ASIA NEWS NETWORK
WE KNOW ASIA BETTER
Grave risks of fighting over those islands
Publication Date : 27-09-2012
Fallout from the China-Japan legacy eruption last week is already evident. Cancellation of observances to mark 40 years of diplomatic relations between the two countries will be assessed by most people as a symbolic act, but matters can get worse if the two nations do not tamp down provocations in language and deed.
The ties have acted as a stabiliser for the neighbours to move on from a troubled past to gainful cooperation. It does not serve their shared interests to tolerate even a temporary setback to the relationship.
On the economic front, it is possible more Japanese manufacturers would follow Nissan and Toyota in scaling down their China operations, or even exit the country. Rising labour costs had been a concern; a far larger issue now dominates thinking. A Reuters poll showing that four in 10 Japanese investors feel anti-Japanese sentiment would affect their business plans is chastening. China cannot be blase about the resulting job losses at a time of slowing industrial expansion and social discontent.
As protests over the Diaoyu/Senkaku islets can occur at any time, leaders on both sides would be wise to ponder two points which most observers would see as unambiguous.
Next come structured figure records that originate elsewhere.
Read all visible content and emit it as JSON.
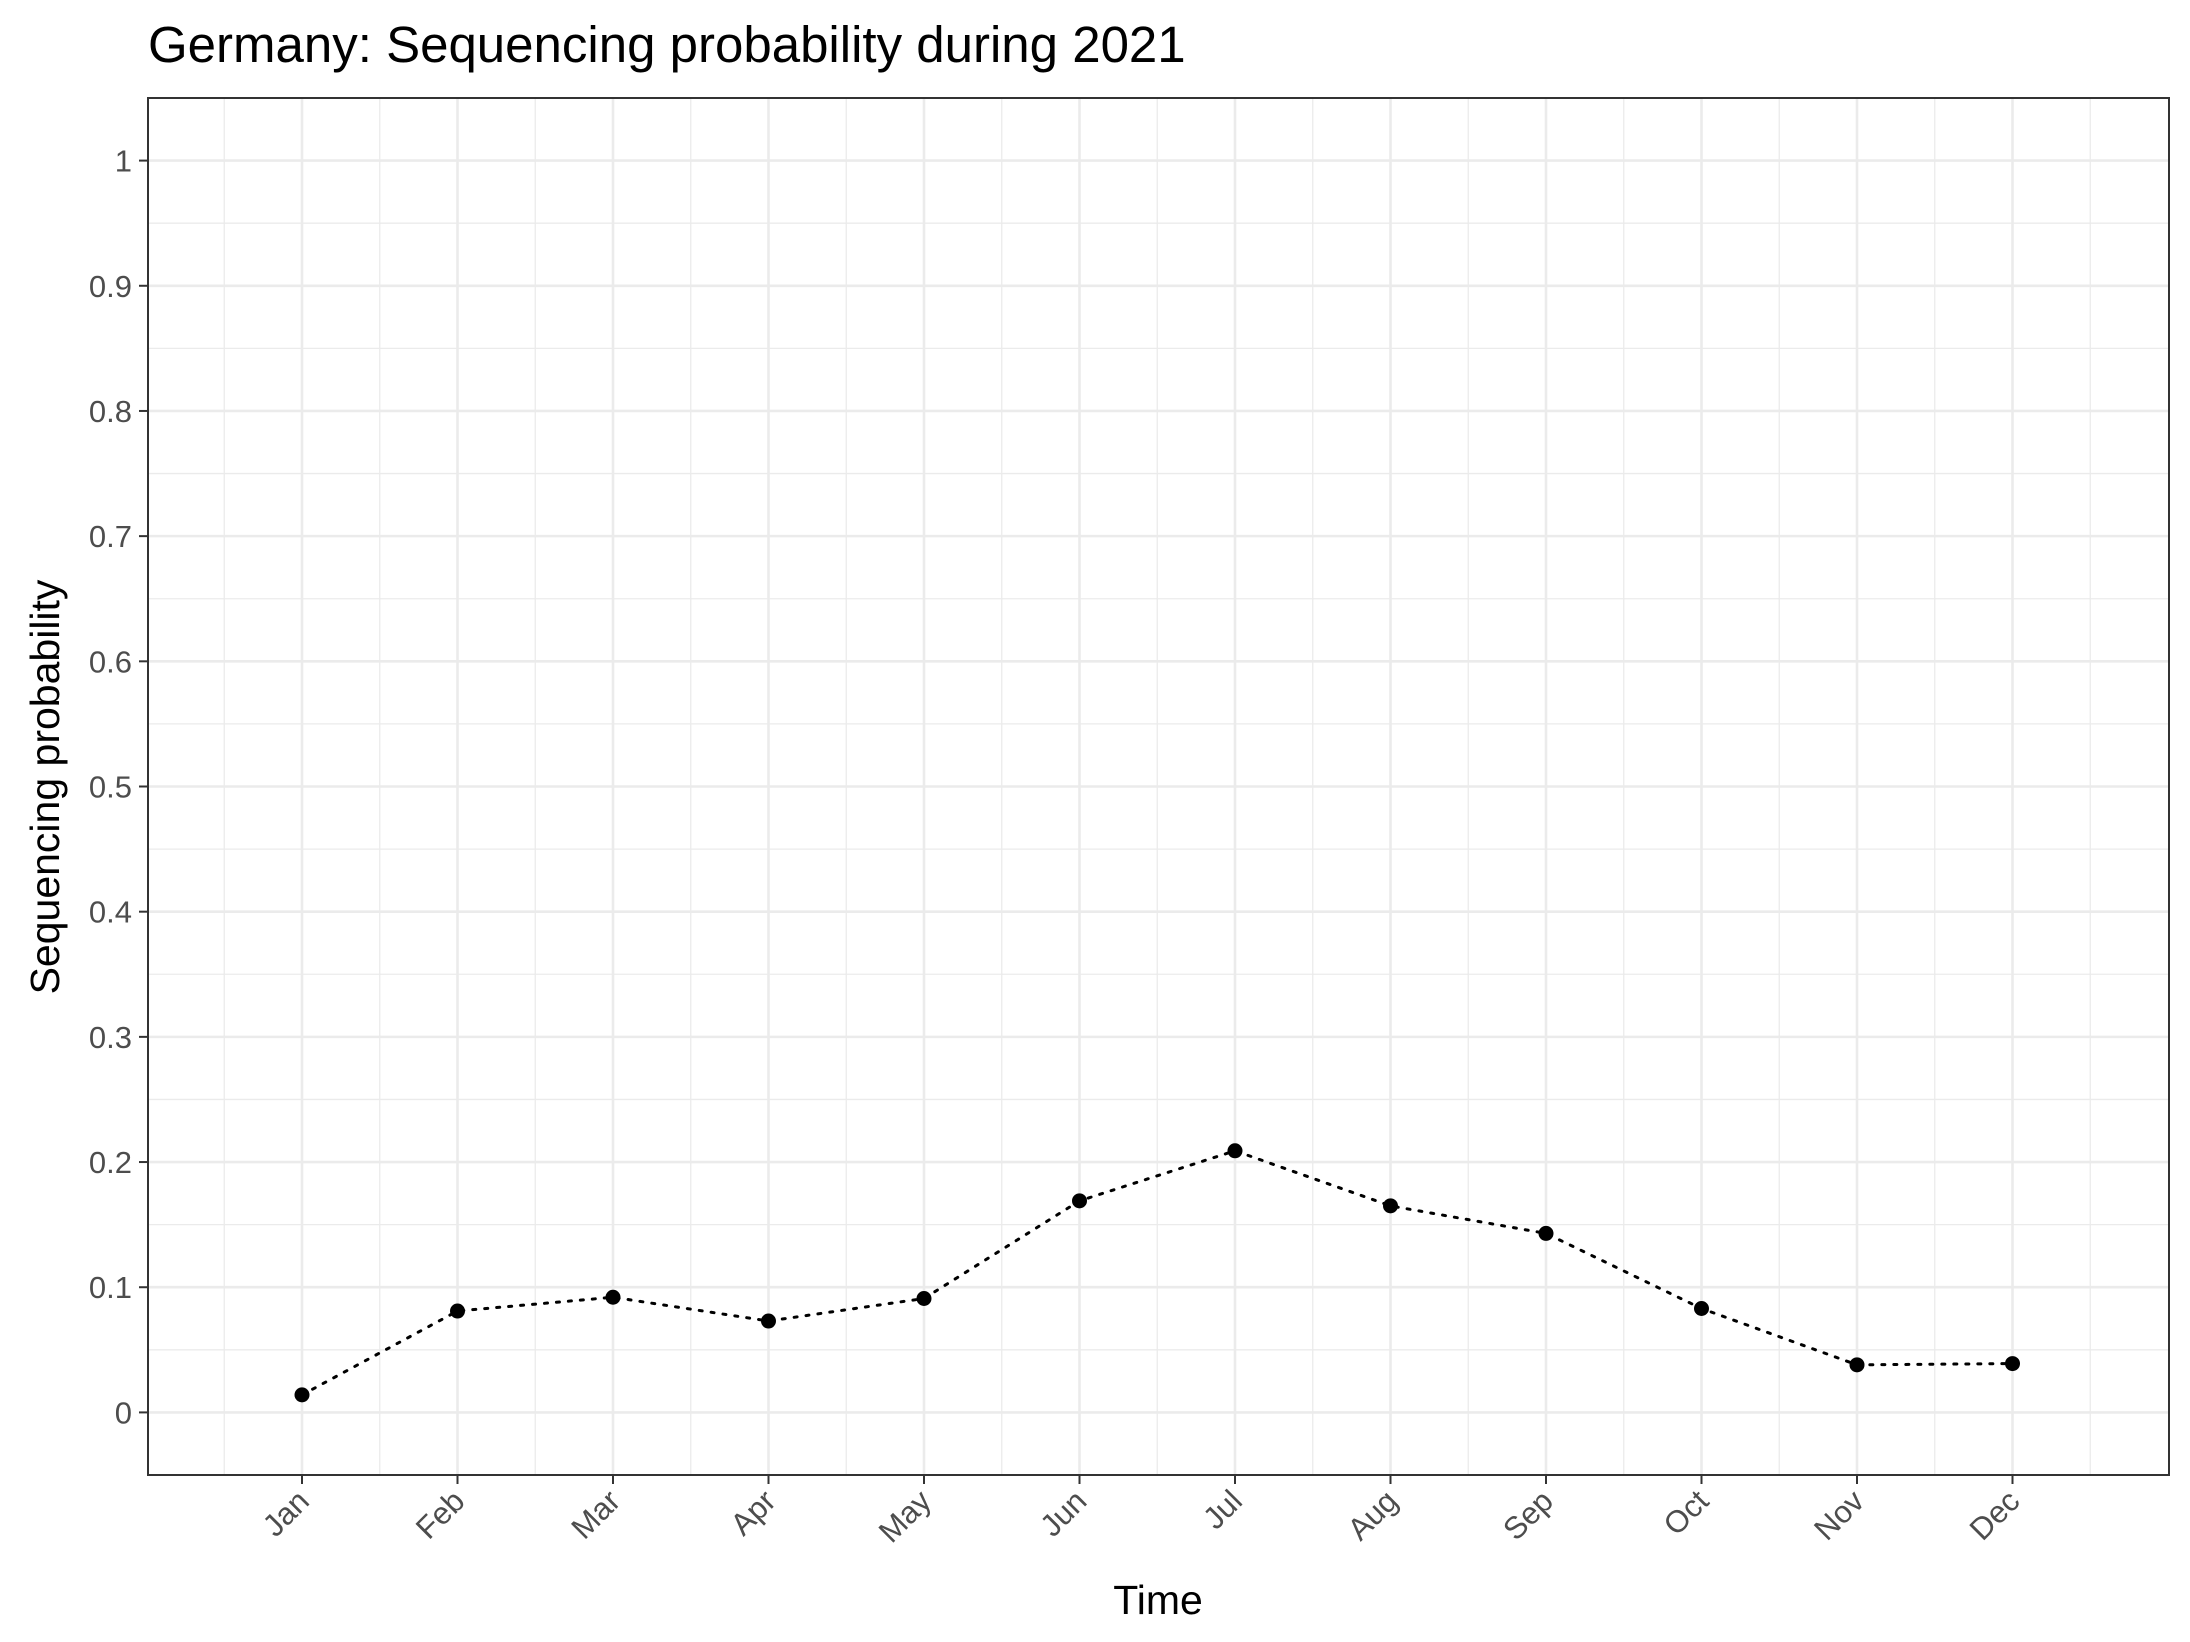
{
  "chart_data": {
    "type": "line",
    "title": "Germany: Sequencing probability during 2021",
    "xlabel": "Time",
    "ylabel": "Sequencing probability",
    "categories": [
      "Jan",
      "Feb",
      "Mar",
      "Apr",
      "May",
      "Jun",
      "Jul",
      "Aug",
      "Sep",
      "Oct",
      "Nov",
      "Dec"
    ],
    "series": [
      {
        "values": [
          0.014,
          0.081,
          0.092,
          0.073,
          0.091,
          0.169,
          0.209,
          0.165,
          0.143,
          0.083,
          0.038,
          0.039
        ]
      }
    ],
    "ylim": [
      -0.05,
      1.05
    ],
    "yticks": [
      0,
      0.1,
      0.2,
      0.3,
      0.4,
      0.5,
      0.6,
      0.7,
      0.8,
      0.9,
      1
    ],
    "ytick_labels": [
      "0",
      "0.1",
      "0.2",
      "0.3",
      "0.4",
      "0.5",
      "0.6",
      "0.7",
      "0.8",
      "0.9",
      "1"
    ],
    "grid": true,
    "line_style": "dotted",
    "marker": "circle",
    "line_color": "#000000",
    "gridline_color": "#ebebeb",
    "panel_border_color": "#333333"
  }
}
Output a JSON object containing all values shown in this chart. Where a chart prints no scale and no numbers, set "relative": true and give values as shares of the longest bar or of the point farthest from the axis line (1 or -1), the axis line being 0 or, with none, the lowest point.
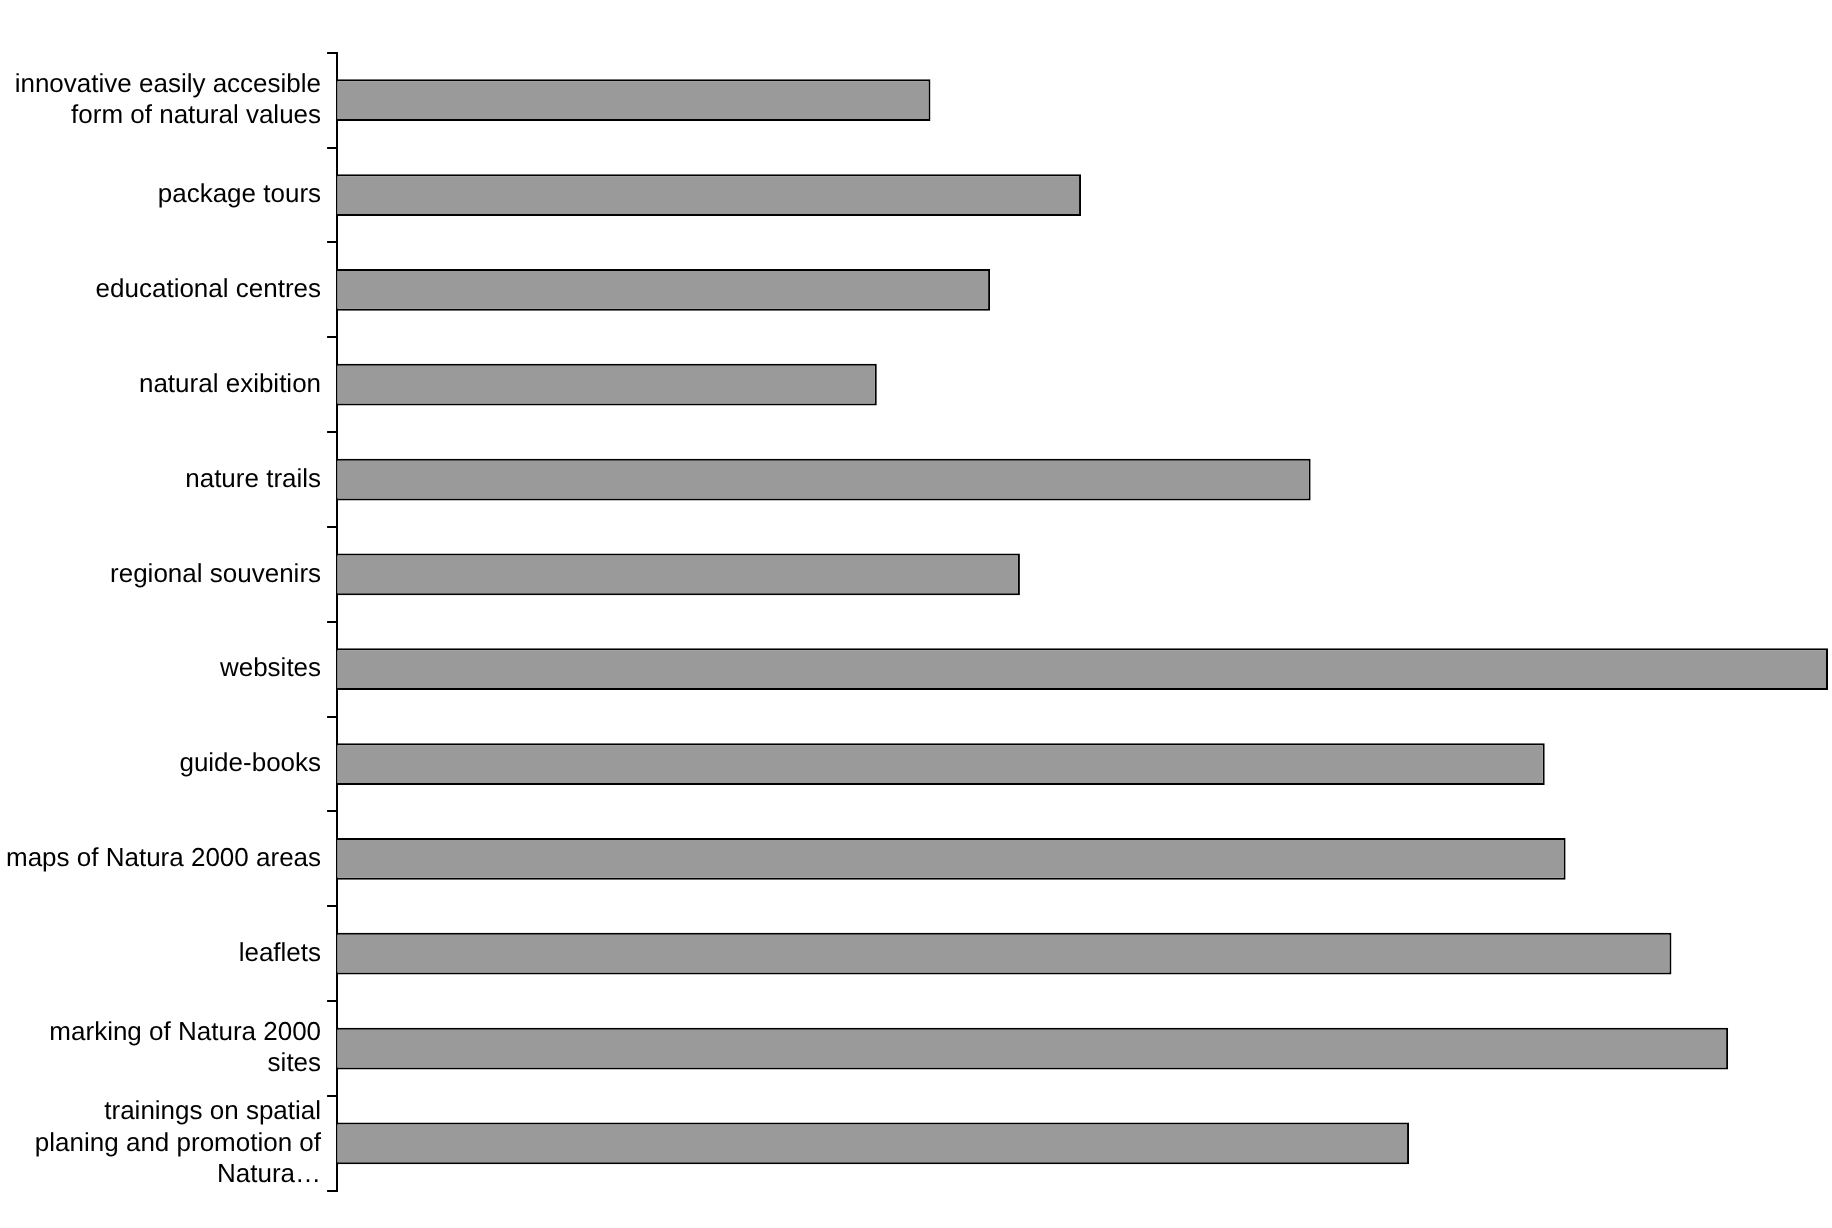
{
  "chart_data": {
    "type": "bar",
    "orientation": "horizontal",
    "relative": true,
    "categories": [
      "innovative easily accesible form of natural values",
      "package tours",
      "educational centres",
      "natural exibition",
      "nature trails",
      "regional souvenirs",
      "websites",
      "guide-books",
      "maps of Natura 2000 areas",
      "leaflets",
      "marking of Natura 2000 sites",
      "trainings on spatial planing and promotion of Natura…"
    ],
    "values": [
      0.398,
      0.499,
      0.438,
      0.362,
      0.653,
      0.458,
      1,
      0.81,
      0.824,
      0.895,
      0.933,
      0.719
    ],
    "color": "#9a9a9a",
    "legend": false
  }
}
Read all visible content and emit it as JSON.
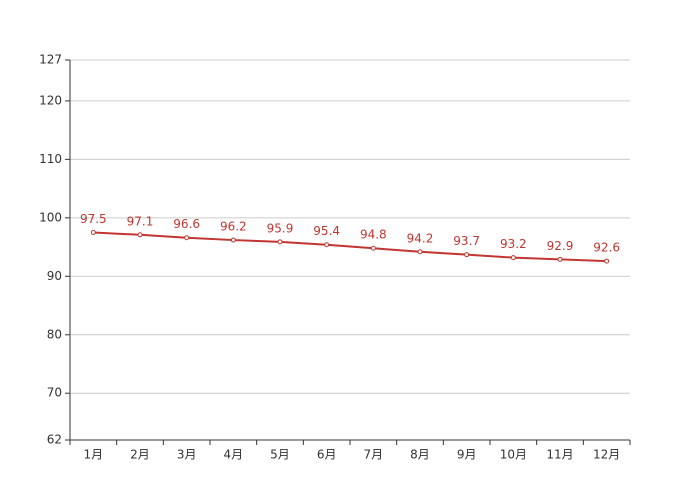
{
  "chart_data": {
    "type": "line",
    "categories": [
      "1月",
      "2月",
      "3月",
      "4月",
      "5月",
      "6月",
      "7月",
      "8月",
      "9月",
      "10月",
      "11月",
      "12月"
    ],
    "values": [
      97.5,
      97.1,
      96.6,
      96.2,
      95.9,
      95.4,
      94.8,
      94.2,
      93.7,
      93.2,
      92.9,
      92.6
    ],
    "color": "#c23531",
    "ylim": [
      62,
      127
    ],
    "yticks": [
      62,
      70,
      80,
      90,
      100,
      110,
      120,
      127
    ],
    "grid": true
  }
}
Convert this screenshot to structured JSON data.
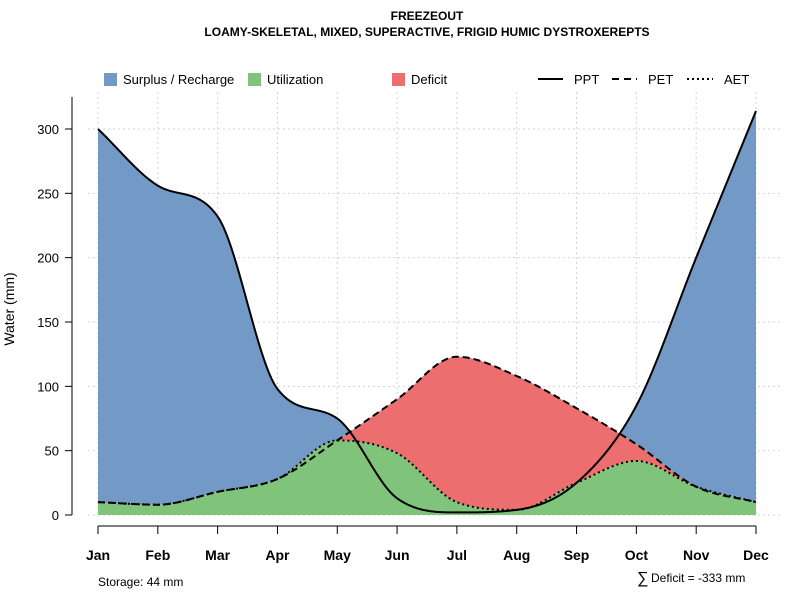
{
  "title": "FREEZEOUT",
  "subtitle": "LOAMY-SKELETAL, MIXED, SUPERACTIVE, FRIGID HUMIC DYSTROXEREPTS",
  "colors": {
    "surplus": "#7399C6",
    "utilization": "#80C47C",
    "deficit": "#EC6E6E",
    "grid": "#d3d3d3",
    "line": "#000000"
  },
  "legend": {
    "surplus": "Surplus / Recharge",
    "utilization": "Utilization",
    "deficit": "Deficit",
    "ppt": "PPT",
    "pet": "PET",
    "aet": "AET"
  },
  "footer": {
    "storage": "Storage: 44 mm",
    "deficit_symbol": "∑",
    "deficit": "Deficit = -333 mm"
  },
  "chart_data": {
    "type": "area",
    "title": "FREEZEOUT",
    "subtitle": "LOAMY-SKELETAL, MIXED, SUPERACTIVE, FRIGID HUMIC DYSTROXEREPTS",
    "xlabel": "",
    "ylabel": "Water (mm)",
    "categories": [
      "Jan",
      "Feb",
      "Mar",
      "Apr",
      "May",
      "Jun",
      "Jul",
      "Aug",
      "Sep",
      "Oct",
      "Nov",
      "Dec"
    ],
    "ylim": [
      0,
      325
    ],
    "yticks": [
      0,
      50,
      100,
      150,
      200,
      250,
      300
    ],
    "grid": true,
    "legend_position": "top",
    "series": [
      {
        "name": "PPT",
        "style": "solid",
        "values": [
          300,
          256,
          232,
          98,
          75,
          13,
          2,
          4,
          25,
          85,
          200,
          314
        ]
      },
      {
        "name": "PET",
        "style": "dashed",
        "values": [
          10,
          8,
          18,
          28,
          58,
          90,
          123,
          108,
          83,
          55,
          22,
          10
        ]
      },
      {
        "name": "AET",
        "style": "dotted",
        "values": [
          10,
          8,
          18,
          28,
          58,
          48,
          10,
          4,
          25,
          42,
          22,
          10
        ]
      }
    ]
  }
}
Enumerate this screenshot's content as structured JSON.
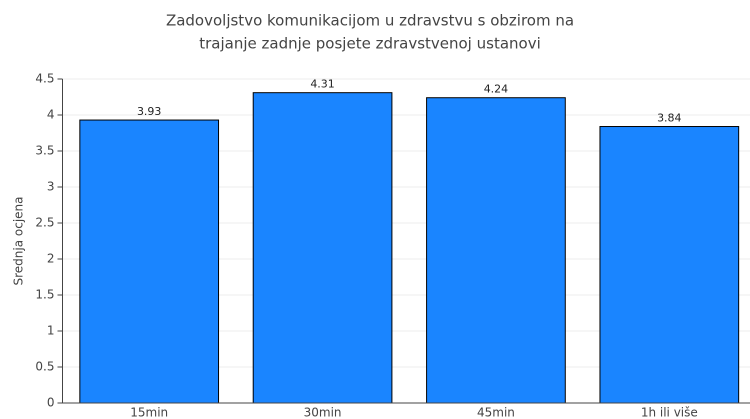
{
  "chart_data": {
    "type": "bar",
    "title": [
      "Zadovoljstvo komunikacijom u zdravstvu s obzirom na",
      "trajanje zadnje posjete zdravstvenoj ustanovi"
    ],
    "y_label": "Srednja ocjena",
    "categories": [
      "15min",
      "30min",
      "45min",
      "1h ili više"
    ],
    "values": [
      3.93,
      4.31,
      4.24,
      3.84
    ],
    "color": "#1a85ff",
    "ylim": [
      0,
      4.5
    ],
    "yticks": [
      0,
      0.5,
      1,
      1.5,
      2,
      2.5,
      3,
      3.5,
      4,
      4.5
    ],
    "grid": true
  }
}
One, there is no foreseeable solution to the disputes as national pride and identity matter nearly as much as historical antecedents backing the claims. This is true also of the Dokdo/Takeshima dispute between South Korea and Japan. Two, the longer Japan avoids a full accounting of its wartime record, the harder it will be to erase residual Chinese animosity. The past need not be an eternal burden to future generations.
China and Japan should reflect on a third point: North Asia will be pacing the arrival of the Asian Century, with supporting roles played by India and South East Asia. After the economic prosperity should follow a Pax Asiana - the peace of the triumphant. A fight over islets would ruin the scenario.
A distracted North Asia with resources diverted from peaceful development will delay, if not impede, the fulfilment of Asia's advance towards economic pre-eminence.
A temporary agreement to hold the disputes in abeyance ought to be possible, until a time when the disputants are confident that they can discuss the claims calmly or are willing to choose adjudication. Talks aimed at easing tension should continue.
It may be possible to invoke the China-Japan-Korea Trilateral Agreement - an omnibus pact - to put a freeze on claims as all three signatories are involved. China's approach on the Taiwan issue is a model, but only if the other party concurs. The future of Asia could be shaped by what will happen in the North, already complicated by the North Korea stalemate and Russia's Asiatic ambitions.